Sulbutiamine as a Nootropic. Studies have demonstrated that the use of sulbutiamine does indeed improve memory function via the potentiation of cholinergic, dopaminergic and glutaminergic transmission between neurons and this has been studied in trials on mice. This can be used then to boost memory for those just looking to improve their mental performance, but it can also be used to combat cognitive decline of other natures – for instance it can be used to prevent the amnesiac effects of dizocilpine, as well as improving memory and cognitive performance in Alzheimer’s patients and schizophrenics.
The ability of sulbutiamine to improve neurotransmission also helps to improve reflexes, attention and mental alertness. This then also makes it useful for treating asthenia – a form of chronic fatigue that is based on cognitive function rather than being muscular in origin.
Sulbutiamine has no antidepressive effect but it can hasten the resorption of psycho-behavioural inhibition occurring during major depressive disorder and thereby facilitate the rehabilitation of patients in their social, professional and family life functioning. Several studies have shown that sulbutiamine improves memory through the potentiation of cholinergic, dopaminergic, and glutamatergic transmission. When sulbutiamine is administered to mice, they perform better on operant conditioning tests and object recognition tests. Sulbutiamine also reduces the amnesiac effects of dizocilpine and improves memory in schizophrenics.
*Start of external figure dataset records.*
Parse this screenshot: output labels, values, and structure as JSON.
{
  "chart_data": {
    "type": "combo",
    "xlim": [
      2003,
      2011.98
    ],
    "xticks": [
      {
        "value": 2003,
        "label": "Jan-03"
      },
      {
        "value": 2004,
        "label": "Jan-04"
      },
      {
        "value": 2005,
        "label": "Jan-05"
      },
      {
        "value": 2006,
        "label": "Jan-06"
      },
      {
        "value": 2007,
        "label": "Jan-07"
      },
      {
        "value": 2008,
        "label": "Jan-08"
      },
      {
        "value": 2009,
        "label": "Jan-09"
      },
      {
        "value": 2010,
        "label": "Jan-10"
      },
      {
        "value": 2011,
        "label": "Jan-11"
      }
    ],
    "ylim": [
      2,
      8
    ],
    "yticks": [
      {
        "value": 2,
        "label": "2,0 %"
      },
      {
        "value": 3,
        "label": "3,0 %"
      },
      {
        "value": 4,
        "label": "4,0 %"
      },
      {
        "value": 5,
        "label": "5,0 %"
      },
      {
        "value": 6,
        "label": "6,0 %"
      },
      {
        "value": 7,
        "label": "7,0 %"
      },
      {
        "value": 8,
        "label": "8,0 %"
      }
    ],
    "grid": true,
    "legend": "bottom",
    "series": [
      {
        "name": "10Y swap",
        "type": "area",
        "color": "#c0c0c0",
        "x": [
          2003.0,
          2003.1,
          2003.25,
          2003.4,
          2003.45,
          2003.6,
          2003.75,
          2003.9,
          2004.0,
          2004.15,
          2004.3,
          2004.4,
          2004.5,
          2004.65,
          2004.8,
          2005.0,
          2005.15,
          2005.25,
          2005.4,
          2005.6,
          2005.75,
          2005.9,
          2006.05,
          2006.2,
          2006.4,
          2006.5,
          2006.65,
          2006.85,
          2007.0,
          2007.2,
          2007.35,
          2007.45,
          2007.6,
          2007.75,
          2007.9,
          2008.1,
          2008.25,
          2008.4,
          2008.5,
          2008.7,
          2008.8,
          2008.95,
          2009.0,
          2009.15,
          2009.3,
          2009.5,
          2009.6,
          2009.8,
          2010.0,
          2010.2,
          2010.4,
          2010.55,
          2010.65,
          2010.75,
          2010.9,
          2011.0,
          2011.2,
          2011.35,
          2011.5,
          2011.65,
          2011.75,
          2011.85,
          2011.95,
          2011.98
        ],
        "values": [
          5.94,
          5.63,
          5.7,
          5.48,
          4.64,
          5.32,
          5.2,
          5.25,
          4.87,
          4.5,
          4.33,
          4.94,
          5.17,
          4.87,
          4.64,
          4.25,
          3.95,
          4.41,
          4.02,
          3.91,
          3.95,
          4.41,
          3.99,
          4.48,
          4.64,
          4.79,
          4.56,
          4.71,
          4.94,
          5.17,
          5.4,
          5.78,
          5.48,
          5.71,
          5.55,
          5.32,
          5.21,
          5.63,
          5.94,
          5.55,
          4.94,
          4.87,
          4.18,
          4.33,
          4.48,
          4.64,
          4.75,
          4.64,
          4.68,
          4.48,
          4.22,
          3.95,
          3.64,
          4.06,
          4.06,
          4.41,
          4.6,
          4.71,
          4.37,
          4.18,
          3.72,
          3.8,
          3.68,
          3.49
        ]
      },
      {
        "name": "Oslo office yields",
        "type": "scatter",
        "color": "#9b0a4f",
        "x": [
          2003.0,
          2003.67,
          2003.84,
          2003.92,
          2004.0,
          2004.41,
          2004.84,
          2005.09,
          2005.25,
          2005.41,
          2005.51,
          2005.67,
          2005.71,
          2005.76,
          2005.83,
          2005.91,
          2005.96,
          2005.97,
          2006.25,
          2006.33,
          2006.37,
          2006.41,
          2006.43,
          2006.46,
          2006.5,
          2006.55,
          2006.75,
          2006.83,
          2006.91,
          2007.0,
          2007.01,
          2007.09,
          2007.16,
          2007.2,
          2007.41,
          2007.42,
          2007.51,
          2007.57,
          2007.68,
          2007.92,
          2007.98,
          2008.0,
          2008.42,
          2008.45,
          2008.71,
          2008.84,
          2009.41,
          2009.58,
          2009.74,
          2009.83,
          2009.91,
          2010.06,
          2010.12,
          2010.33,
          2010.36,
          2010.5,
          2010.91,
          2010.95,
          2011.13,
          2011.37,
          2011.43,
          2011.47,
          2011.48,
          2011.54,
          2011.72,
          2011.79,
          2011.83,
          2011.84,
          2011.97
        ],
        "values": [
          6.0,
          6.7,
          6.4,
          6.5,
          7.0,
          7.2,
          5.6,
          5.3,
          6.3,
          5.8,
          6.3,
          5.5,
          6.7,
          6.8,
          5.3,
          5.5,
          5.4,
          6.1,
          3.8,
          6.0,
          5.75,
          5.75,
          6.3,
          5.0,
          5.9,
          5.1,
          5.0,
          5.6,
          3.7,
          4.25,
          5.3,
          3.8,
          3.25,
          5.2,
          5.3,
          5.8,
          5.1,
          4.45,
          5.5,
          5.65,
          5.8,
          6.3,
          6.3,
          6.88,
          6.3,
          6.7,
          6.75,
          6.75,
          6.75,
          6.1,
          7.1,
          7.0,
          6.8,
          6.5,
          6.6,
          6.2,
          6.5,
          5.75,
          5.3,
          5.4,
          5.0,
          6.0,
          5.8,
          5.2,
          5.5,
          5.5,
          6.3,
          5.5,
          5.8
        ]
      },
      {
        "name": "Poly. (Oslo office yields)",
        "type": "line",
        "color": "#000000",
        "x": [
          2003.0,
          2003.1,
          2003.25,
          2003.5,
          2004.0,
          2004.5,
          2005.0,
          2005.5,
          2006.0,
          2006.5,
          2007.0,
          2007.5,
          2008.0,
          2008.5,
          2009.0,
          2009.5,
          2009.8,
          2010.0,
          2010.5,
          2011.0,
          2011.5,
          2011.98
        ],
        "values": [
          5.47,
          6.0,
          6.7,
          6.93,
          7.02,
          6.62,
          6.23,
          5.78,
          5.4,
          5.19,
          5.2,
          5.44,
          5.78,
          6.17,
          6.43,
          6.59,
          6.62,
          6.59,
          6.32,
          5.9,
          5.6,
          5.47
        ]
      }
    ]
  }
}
Other benefits of sulbutiamine include improve mood which comes as a result of the improved brain function and some people will use it to alleviate stress and even as a ‘party drug’. Another recent study has suggested that sulbutiamine may help to treat cases of erectile dysfunction. The precise mechanism of this though is not yet known. Finally it is also used as an appetite suppressor and fat burner to help reduce body weight.